Switch this on if you offer a “Start free trial” or “Create your workspace” flow where each customer is a separate business. Switch it off if you create organizations yourself—for example, when you provision accounts for enterprise customers or manage all organizations in the Kinde dashboard.

Your application must route users through the organization-creation sign-up flow for this to take effect. If you have developers on your team, see Allow organization creation on sign up and Organizations for developers.

Sign users in to most recent org

Link to this section

When someone belongs to more than one organization, Kinde normally shows an organization picker at sign-in. Enable Sign users in to most recent org to skip that screen and sign them straight into the organization they used last.

This works well if your app already has its own organization switcher and you want returning users to land in their last workspace without an extra step. Leave it off if you want users to choose their organization on every sign-in, or if most of your users only belong to one organization.

See Sign users in to last organization for more details.

Passkeys let users sign in with biometrics (Face ID, fingerprint) or a device PIN instead of typing a password. They are more secure than passwords alone and faster for users who sign in regularly.

Sync user profiles on sign in

Link to this section

When users sign in through a social provider (Google, GitHub, etc.) or an enterprise connection (Microsoft Entra ID, SAML, and so on), Kinde can refresh their profile details—such as name, email, and picture—from that provider each time they sign in.

Switch this on to keep user records accurate when people update their details at their identity provider. This is especially important if you rely on enterprise SSO, where profile data is managed outside Kinde.

Leave it on if you use social or enterprise sign-in. You only need to switch it off if you intentionally manage profile data only within Kinde and do not want external updates to overwrite it.

Some enterprise connections also have their own profile sync setting—both the global policy here and the connection setting need to be enabled for sync to work. See About users.

MFA/OTP Code expiration duration

Link to this section

When users receive a one-time code by email or SMS—for multi-factor authentication, passwordless sign-in, or password reset—this setting controls how long the code stays valid.

  • The default expiry duration is 120 minutes (2 hours).
  • The expiry duration appears in your email templates automatically.
  • Set a shorter duration for higher-security environments.
  • Extend it if users often need more time to check their inbox or phone—for example, in regions with slower SMS delivery.

If member invitations are available on your plan, an Invitations section appears on the Policies page. These settings control whether organization members can invite other people into their organization and which application handles invitation links.

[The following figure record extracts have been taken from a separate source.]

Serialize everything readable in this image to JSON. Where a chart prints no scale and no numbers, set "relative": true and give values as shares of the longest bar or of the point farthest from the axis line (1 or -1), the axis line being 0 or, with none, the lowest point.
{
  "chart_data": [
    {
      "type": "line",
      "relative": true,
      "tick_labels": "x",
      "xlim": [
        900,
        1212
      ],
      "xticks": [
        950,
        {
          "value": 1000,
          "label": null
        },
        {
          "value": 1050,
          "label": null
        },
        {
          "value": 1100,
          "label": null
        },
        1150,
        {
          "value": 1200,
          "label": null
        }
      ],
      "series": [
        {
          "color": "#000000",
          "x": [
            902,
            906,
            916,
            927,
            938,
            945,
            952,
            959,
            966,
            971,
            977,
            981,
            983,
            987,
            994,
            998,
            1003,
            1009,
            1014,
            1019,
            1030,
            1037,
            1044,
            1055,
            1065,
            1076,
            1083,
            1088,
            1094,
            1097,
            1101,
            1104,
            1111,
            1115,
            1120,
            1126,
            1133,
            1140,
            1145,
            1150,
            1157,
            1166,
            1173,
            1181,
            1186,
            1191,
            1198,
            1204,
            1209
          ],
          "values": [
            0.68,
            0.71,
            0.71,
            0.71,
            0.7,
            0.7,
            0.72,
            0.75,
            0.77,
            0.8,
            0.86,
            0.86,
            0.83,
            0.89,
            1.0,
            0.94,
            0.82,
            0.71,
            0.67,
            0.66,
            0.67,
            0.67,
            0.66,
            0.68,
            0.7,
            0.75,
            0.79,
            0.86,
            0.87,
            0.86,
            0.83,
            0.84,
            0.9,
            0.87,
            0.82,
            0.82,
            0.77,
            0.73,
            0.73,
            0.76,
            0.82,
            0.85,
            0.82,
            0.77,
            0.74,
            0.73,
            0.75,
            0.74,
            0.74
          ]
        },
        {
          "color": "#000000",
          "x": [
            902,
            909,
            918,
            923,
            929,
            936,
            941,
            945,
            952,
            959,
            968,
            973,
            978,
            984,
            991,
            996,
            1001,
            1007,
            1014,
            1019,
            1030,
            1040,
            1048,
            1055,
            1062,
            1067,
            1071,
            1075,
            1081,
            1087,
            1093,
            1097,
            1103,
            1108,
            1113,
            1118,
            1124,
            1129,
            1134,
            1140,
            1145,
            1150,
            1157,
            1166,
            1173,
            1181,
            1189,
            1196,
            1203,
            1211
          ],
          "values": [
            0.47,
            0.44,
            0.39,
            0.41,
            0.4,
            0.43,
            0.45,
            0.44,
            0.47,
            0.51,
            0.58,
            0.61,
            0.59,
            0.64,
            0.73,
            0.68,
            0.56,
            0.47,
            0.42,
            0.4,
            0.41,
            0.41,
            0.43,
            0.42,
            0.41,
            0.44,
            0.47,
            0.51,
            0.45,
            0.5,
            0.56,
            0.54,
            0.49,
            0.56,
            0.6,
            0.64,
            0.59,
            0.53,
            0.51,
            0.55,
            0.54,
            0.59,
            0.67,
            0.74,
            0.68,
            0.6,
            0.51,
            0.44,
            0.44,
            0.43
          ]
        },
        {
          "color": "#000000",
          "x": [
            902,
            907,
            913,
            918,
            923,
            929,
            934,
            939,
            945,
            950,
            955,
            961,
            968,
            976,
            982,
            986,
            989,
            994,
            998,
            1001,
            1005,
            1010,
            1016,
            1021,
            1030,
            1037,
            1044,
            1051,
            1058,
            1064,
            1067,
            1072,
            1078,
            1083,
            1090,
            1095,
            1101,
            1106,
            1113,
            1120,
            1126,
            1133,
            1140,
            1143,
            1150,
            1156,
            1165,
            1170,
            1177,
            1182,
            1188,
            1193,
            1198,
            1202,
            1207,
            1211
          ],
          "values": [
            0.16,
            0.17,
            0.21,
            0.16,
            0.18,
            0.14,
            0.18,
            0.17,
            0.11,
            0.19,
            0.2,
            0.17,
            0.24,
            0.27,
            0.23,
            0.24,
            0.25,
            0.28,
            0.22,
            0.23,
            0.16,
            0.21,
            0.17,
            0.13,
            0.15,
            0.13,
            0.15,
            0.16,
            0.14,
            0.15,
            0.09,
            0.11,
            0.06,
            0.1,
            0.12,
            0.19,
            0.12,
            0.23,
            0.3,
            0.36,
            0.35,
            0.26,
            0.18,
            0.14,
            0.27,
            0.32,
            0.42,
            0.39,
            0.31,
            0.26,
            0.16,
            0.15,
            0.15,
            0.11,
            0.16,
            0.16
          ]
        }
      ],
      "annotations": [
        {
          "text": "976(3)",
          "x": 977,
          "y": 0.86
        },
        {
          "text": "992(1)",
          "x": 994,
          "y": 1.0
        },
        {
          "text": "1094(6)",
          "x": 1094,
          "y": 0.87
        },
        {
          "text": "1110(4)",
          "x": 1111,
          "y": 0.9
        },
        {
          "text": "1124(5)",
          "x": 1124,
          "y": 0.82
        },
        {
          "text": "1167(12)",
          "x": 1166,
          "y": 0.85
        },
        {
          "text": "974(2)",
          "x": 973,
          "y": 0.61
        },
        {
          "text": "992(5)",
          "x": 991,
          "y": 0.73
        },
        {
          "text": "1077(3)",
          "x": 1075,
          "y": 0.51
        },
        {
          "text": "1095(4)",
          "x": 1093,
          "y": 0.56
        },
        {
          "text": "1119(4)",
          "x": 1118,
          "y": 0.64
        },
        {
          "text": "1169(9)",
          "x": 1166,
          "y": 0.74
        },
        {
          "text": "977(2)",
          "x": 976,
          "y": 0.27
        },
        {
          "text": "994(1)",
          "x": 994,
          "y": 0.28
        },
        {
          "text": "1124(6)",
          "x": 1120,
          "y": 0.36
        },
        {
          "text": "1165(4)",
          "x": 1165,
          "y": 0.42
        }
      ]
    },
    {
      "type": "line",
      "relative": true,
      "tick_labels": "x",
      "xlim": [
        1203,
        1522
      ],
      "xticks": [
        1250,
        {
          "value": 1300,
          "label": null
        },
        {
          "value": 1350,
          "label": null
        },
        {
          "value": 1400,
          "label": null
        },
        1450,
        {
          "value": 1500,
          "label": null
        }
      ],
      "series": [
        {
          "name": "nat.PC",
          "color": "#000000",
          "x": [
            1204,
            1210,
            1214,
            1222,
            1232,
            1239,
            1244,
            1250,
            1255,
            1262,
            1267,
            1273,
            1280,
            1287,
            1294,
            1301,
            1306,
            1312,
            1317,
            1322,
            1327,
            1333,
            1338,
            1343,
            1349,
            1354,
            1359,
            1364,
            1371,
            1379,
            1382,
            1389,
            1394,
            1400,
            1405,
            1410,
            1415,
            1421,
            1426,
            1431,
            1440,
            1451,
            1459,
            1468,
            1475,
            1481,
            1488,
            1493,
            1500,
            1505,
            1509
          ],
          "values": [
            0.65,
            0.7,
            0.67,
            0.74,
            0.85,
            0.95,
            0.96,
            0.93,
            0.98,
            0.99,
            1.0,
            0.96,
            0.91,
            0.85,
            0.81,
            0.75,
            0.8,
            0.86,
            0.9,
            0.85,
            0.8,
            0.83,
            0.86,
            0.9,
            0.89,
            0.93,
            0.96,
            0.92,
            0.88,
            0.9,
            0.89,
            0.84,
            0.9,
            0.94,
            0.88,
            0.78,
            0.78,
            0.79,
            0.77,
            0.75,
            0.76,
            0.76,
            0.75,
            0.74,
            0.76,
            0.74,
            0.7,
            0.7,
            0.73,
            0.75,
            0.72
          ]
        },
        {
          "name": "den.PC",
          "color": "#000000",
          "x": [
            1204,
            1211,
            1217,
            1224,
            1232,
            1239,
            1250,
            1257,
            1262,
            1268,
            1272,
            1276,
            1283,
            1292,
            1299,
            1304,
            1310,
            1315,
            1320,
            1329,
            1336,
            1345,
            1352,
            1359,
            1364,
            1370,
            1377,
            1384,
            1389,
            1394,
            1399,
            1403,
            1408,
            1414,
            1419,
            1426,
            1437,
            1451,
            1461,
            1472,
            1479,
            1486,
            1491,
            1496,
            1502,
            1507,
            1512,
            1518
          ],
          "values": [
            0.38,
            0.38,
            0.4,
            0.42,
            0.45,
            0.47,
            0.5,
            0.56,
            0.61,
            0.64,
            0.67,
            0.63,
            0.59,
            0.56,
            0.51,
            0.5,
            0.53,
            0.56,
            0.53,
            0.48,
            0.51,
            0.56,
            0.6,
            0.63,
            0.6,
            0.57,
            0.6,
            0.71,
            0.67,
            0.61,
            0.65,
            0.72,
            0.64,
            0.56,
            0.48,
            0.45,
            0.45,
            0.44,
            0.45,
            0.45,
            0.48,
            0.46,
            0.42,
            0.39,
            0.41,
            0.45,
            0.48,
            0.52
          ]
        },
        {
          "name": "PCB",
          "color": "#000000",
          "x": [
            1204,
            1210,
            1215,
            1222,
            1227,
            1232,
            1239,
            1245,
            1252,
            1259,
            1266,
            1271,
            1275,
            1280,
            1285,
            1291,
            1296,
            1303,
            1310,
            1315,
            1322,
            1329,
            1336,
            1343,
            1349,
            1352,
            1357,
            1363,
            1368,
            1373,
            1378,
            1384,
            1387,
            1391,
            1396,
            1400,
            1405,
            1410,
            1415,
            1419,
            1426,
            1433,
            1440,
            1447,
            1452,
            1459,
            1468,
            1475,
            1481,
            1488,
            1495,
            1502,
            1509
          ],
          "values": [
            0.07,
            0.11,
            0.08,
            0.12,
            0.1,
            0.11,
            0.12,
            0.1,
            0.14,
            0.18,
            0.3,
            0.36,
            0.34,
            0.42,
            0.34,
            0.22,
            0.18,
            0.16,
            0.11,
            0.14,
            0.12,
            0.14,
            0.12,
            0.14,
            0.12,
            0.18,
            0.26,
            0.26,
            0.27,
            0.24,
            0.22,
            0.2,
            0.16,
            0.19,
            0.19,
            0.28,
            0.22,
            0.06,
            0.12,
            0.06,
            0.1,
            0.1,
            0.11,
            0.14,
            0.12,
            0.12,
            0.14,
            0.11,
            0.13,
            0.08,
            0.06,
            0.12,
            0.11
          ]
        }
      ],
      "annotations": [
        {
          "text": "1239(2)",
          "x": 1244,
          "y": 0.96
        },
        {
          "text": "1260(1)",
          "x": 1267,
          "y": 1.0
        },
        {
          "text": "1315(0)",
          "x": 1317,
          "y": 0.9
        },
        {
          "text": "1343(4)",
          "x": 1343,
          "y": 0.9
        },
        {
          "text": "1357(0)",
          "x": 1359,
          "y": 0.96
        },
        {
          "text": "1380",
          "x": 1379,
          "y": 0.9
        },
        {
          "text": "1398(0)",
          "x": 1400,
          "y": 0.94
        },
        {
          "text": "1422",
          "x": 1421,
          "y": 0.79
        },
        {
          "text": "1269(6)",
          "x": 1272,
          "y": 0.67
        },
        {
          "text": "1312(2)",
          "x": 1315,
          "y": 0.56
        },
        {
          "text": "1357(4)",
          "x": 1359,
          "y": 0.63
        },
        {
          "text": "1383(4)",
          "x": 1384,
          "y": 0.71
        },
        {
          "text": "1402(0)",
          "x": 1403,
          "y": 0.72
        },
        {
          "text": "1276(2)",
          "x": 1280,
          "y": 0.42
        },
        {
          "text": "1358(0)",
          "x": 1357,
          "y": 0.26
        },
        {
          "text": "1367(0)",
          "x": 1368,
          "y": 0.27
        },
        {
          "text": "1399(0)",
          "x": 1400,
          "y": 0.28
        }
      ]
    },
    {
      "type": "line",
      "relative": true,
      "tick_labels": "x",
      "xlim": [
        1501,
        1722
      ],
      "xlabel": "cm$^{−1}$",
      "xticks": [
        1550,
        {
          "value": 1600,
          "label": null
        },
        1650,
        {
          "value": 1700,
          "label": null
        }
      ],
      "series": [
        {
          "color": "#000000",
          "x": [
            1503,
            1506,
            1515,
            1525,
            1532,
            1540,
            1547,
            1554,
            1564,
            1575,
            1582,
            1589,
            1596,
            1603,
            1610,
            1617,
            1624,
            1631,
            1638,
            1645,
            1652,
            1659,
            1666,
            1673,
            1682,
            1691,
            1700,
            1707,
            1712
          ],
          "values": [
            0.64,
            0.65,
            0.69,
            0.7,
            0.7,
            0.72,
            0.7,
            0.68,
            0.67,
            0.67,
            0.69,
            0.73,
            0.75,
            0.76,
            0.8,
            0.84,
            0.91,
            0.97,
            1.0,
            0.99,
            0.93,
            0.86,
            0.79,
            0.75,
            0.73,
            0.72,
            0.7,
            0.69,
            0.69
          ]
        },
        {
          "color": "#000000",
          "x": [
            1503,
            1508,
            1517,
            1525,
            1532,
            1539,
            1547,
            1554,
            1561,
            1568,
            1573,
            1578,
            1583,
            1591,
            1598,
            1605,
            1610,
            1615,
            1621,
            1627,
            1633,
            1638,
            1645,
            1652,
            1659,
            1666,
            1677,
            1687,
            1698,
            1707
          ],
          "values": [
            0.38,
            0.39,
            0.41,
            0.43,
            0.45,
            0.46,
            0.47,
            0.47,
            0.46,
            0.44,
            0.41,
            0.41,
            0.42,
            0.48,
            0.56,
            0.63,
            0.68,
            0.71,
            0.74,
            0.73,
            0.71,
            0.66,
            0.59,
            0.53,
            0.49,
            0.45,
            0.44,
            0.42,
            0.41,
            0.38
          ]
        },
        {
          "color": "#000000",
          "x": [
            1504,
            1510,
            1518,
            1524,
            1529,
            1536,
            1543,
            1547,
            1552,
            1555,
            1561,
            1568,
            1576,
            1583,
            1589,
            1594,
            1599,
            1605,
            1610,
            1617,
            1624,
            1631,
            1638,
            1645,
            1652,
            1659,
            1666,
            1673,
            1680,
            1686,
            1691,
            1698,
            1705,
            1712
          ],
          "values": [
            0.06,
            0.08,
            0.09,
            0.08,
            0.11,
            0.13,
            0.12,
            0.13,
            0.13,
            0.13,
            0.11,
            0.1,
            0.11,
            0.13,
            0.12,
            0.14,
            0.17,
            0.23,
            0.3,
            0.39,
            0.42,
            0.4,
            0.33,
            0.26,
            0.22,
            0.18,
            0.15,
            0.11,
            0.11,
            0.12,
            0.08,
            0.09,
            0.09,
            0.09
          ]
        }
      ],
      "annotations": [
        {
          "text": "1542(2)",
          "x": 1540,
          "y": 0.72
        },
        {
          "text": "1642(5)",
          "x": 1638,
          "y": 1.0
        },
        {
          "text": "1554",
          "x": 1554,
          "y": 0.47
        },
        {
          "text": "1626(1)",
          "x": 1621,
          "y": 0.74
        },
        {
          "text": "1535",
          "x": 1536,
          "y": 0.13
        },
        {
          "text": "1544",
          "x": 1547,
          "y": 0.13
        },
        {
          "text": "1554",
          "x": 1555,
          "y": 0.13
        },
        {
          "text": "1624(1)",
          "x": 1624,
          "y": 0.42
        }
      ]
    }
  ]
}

Switch on Allow invitations to let users invite others into their organization.

In Invite application, select the application that invitation links should use. The list contains your standard Front-end and mobile and Back-end web applications. This determines where invited users land when they accept an invitation.

When Allow invitations is disabled, invitation features are hidden across the organization self-serve portal, and any attempt to accept an existing invitation is blocked.

Policy setting quick reference

Link to this section

Global access policies can be overridden at the individual organization level if you are on a Kinde Scale plan and activate the Advanced organization feature.

To…Do this…
Allow anyone to sign up to your applications.Select Allow self sign-up.
Allow only people from specificdomain.com to sign up to your applications.Select Allow self sign-up and enter specificdomain.com in the Allowed domains list.
Allow anyone to sign up to your applications and create an organization if they are a business.Select Allow self sign-up and Allow organization creation on sign up.
Let organization members invite other people into their organization.Select Allow invitations and choose an Invite application.